A metà classifica troviamo la francese Safran, nata dall’unione nel 2005 tra la società di elettronica e difesa Sagem e quella aerospaziale Snecma, con 50,43 miliardi di dollari. Quotata alla Borsa di Parigi, dallo scoppio del conflitto perde il 4,6%, da inizio anno il 10,8%, in scia alla sofferenza dell’azionario europeo.

Al settimo e ottavo posto troviamo rispettivamente l’americana L3Harris Technologies con 49,28 miliardi di dollari e l’inglese BAE Systems con 31,06 miliardi di dollari di capitalizzazione. L3Harris Technologies, società della Florida che fornisce servizi IT e tecnologie per la difesa come le radio e i visori notturni, è quotata al NYSE e da inizio anno guadagna il 28,9%, l’11,9% nell’ultimo mese. BAE Systems, società del settore aerospaziale e della difesa, è quotata alla borsa di Londra (London Stock Exchange) e da inizio anno guadagna il 50,5%, nell’ultimo mese il 17,2%.
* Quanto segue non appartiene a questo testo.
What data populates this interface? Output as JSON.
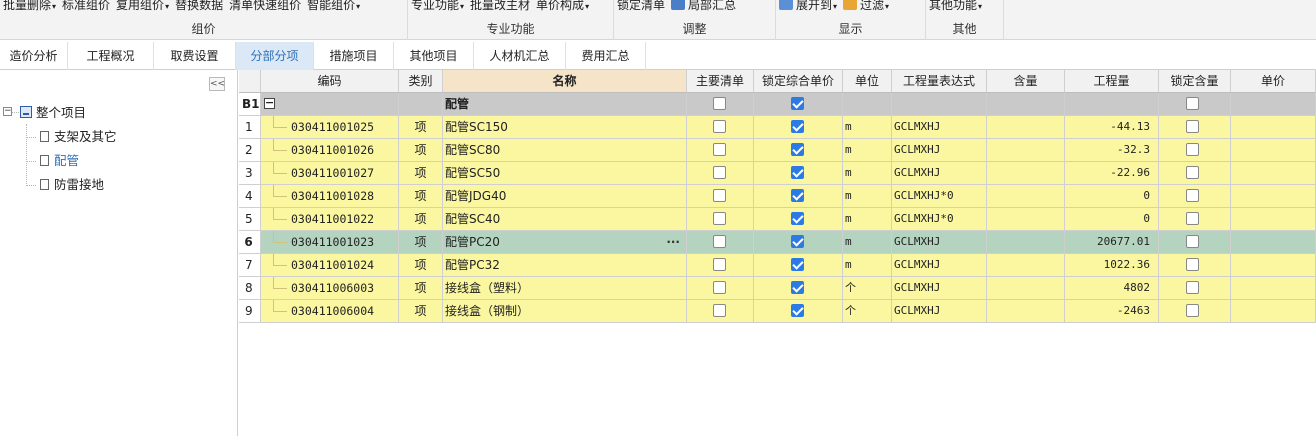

Chiudono la classifica le due francesi Thales e Dassault Aviation, con rispettivamente 27,86 miliardi e 12,57 miliardi di dollari di capitalizzazione di mercato. Entrambe quotate a Parigi, la prima è specializzata nell’aerospaziale, nel trasporto terrestre e nella sicurezza e da inizio anno guadagna il 41,5%, 34,6% nell’ultimo mese; la seconda è un’azienda aeronautica storica che progetta e produce velivoli dal 1929 e da inizio anno guadagna il 44%, il 14,5% nell’ultimo mese.

Dopo la tedesca Rheinmetall e l’americana Huntington Ingalls Industries che occupano l’undicesima e la dodicesima posizione, in tredicesima e quattordicesima posizione troviamo due aziende aerospaziali indiane, Bharat Electronics (specializzata in elettronica) e Hindustan Aeronautics, che precedono Leonardo, l’unica italiana in classifica.

Il gruppo aerospaziale guidato da Alessandro Profumo ha da poco riproposto il dividendo grazie alla pubblicazione di brillanti risultati nel 2021 e nell’ultimo mese ha guadagnato il 45,47%, il 25% se si allunga l’orizzonte a inizio anno.